Elon and many others have talked about solar paint and solar roofs, where instead of panels, the paint, the roofing shingles, the various surfaces of the buildings in our lives are all producing energy.
This is a tough one for me to wrap my brain around, but I'm trying. We have 10kw worth of panels on our roof, good for 60 kwh days in the summer, and sometimes 1-2 kwh days in the winter, with 10 kwh days more reasonable / typical in the winter. That's a HUGE number of panels I'd need for winter time usage - like a 100 kw system instead of a 10 kw system, given that electricity consumption in the house neither increases or decreases. If the 100 kw system costs the same to acquire as the 10 kw system cost previously, then why not? Or maybe half as much as the 10 kw system? Or a 10th? Or ~free, as the cost of solar paint approaches the cost / quality / effectiveness of standard paint, why wouldn't you get the free electricity? At some point, the cost drops low enough that we're free of worrying about it.

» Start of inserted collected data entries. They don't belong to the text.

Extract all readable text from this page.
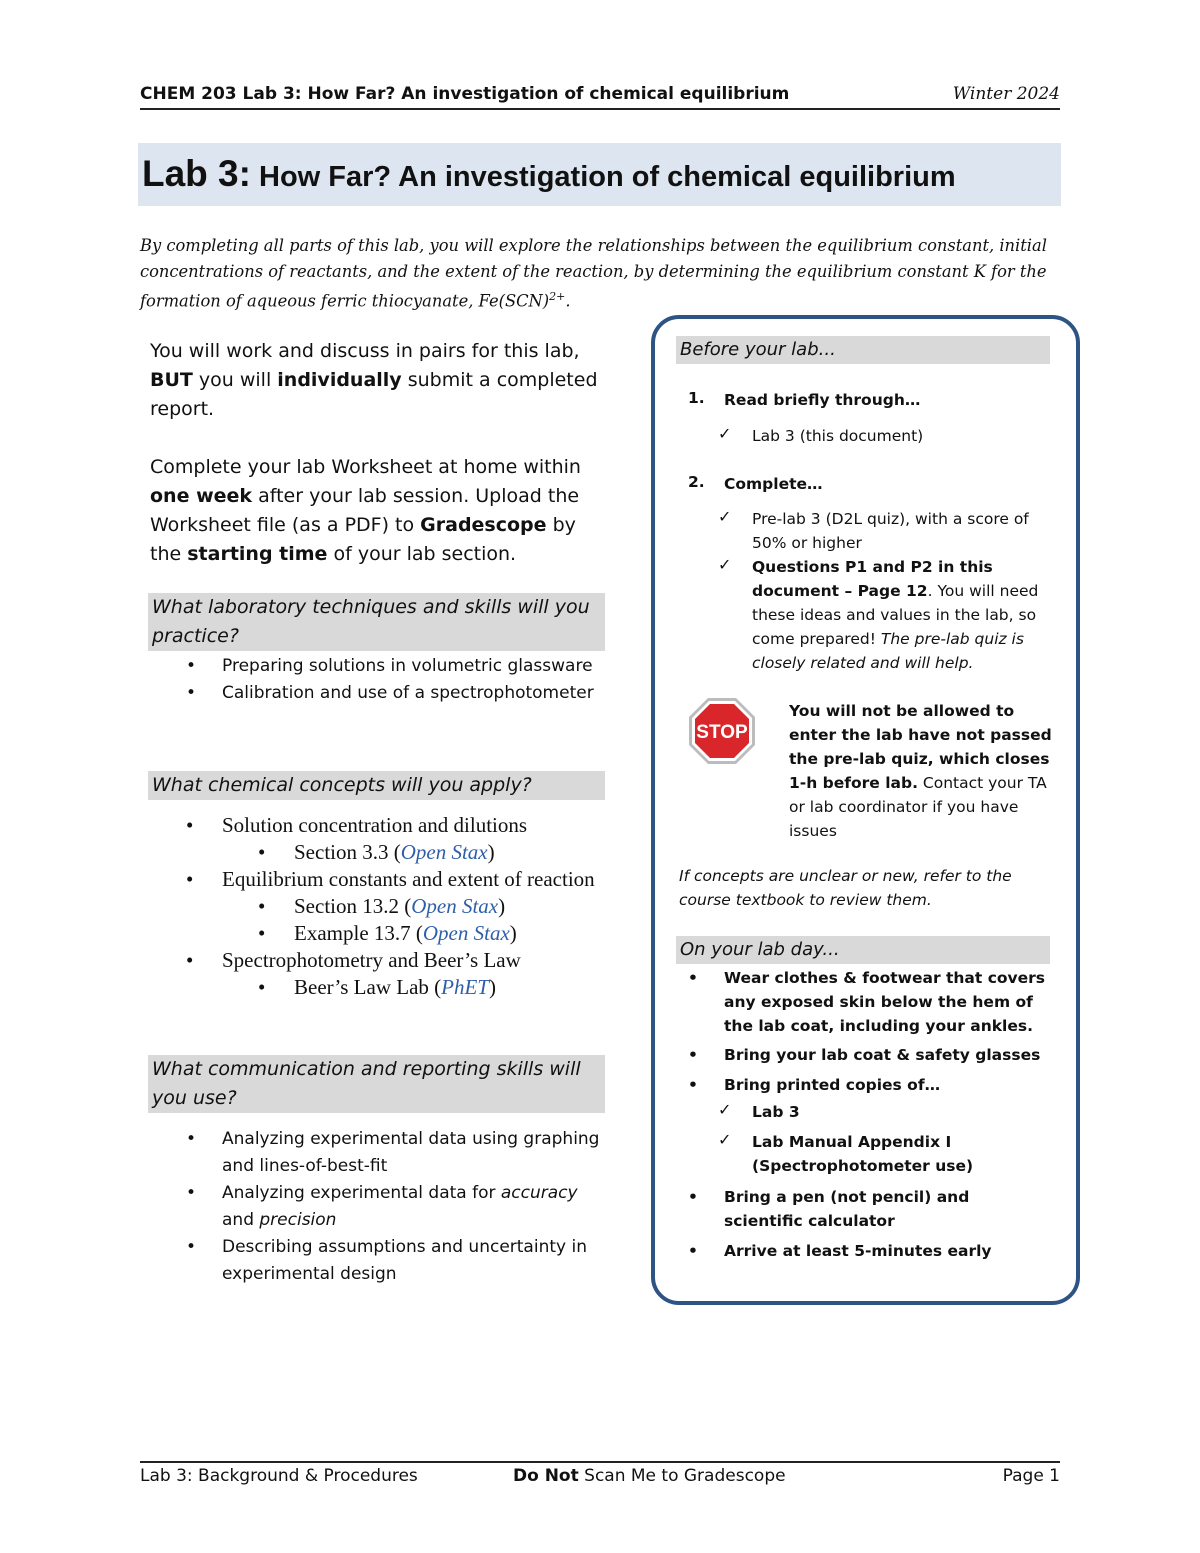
CHEM 203 Lab 3: How Far? An investigation of chemical equilibrium	Winter 2024
Lab 3: How Far? An investigation of chemical equilibrium
By completing all parts of this lab, you will explore the relationships between the equilibrium constant, initial concentrations of reactants, and the extent of the reaction, by determining the equilibrium constant K for the formation of aqueous ferric thiocyanate, Fe(SCN)$^{2+}$.

You will work and discuss in pairs for this lab, BUT you will individually submit a completed report.

Complete your lab Worksheet at home within one week after your lab session. Upload the Worksheet file (as a PDF) to Gradescope by the starting time of your lab section.

What laboratory techniques and skills will you practice?
• Preparing solutions in volumetric glassware
• Calibration and use of a spectrophotometer
What chemical concepts will you apply?
• Solution concentration and dilutions
• Section 3.3 (Open Stax)
• Equilibrium constants and extent of reaction
• Section 13.2 (Open Stax)
• Example 13.7 (Open Stax)
• Spectrophotometry and Beer’s Law
• Beer’s Law Lab (PhET)
What communication and reporting skills will you use?
• Analyzing experimental data using graphing and lines-of-best-fit
• Analyzing experimental data for accuracy and precision
• Describing assumptions and uncertainty in experimental design
Before your lab...
1. Read briefly through…
✓ Lab 3 (this document)
2. Complete…
✓ Pre-lab 3 (D2L quiz), with a score of 50% or higher
✓ Questions P1 and P2 in this document – Page 12. You will need these ideas and values in the lab, so come prepared! The pre-lab quiz is closely related and will help.
STOP
You will not be allowed to enter the lab have not passed the pre-lab quiz, which closes 1-h before lab. Contact your TA or lab coordinator if you have issues
If concepts are unclear or new, refer to the course textbook to review them.
On your lab day...
• Wear clothes & footwear that covers any exposed skin below the hem of the lab coat, including your ankles.
• Bring your lab coat & safety glasses
• Bring printed copies of…
✓ Lab 3
✓ Lab Manual Appendix I (Spectrophotometer use)
• Bring a pen (not pencil) and scientific calculator
• Arrive at least 5-minutes early
Lab 3: Background & Procedures	Do Not Scan Me to Gradescope	Page 1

In that sort of a world, we have the ability to support a new kind of an electric load that we can't afford to operate today. A load that can be turned off and on seasonally (not just hourly, daily, or maybe weekly), and that can consume prodigious quantities of energy in a fruitful fashion, while also being something we can't do by burning fuels.
The only idea I've had along these lines are desalination plants. In particular, plants that would be making freshwater from salt water in the summer, and then shut down during the winter and any hours/days/weeks where the weather is such that there isn't a gargantuan oversupply of power. These plants probably have some design changes from current plants, in that they would need the ability to spin up and shut down reasonably quickly, and with little or no effort or ill consequences on either side of the startup / shutdown.
To some degree, my understanding is that aluminum smelters (and probably other people that run big furnaces), have some flexibility along these lines, and help out the grid by taking power in large quantities during otherwise low demand periods to keep the baseload plants operating at a minimal level.
What else could we do, on a sporadic, on-demand, and flexible basis that requires stupendous amounts of power, that we can't do today because power isn't ~free?
Don't want to take this off-topic, but I can't resist when we start talking about the inevitable energy surplus right around the corner. Elon seems to hate fuel cell inefficiency, but when mid-day supply hits 250% of demand it makes sense. So long as you can store lots of it....Yeah, really long-term and solar is so cheap that you don't worry about unconsumed excess. Before we get to that point, there are tradeoffs to be made between more storage vs underutilized solar. So if incremental solar is cheap compared to incremental storage, then add more solar. Otherwise, you add more storage. Unfortunately, it will be really hard to store energy from fall to cover winter. Bioenergy can do this. Other forms of renewable energy might help as well. It will be fun to watch this play out in my retirement.
Don't want to take this off-topic, but I can't resist when we start talking about the inevitable energy surplus right around the corner. Elon seems to hate fuel cell inefficiency, but when mid-day supply hits 250% of demand it makes sense. So long as you can store lots of it....
Moving from coal/nat gas to renewables is such a crazy transition that even people in the know can't picture what 100% wind/solar/storage will look like in 2040. IMO there's an inherent advantage to generating a fuel from sustainable clean sources.
Storing hydrogen for a long time is actually quite difficult and expensive to do safely.That's what we do with all the excess energy - desalinate salt water, and then crack it to make hydrogen to store for the winter, to run through a fuel cell and turn back into energy.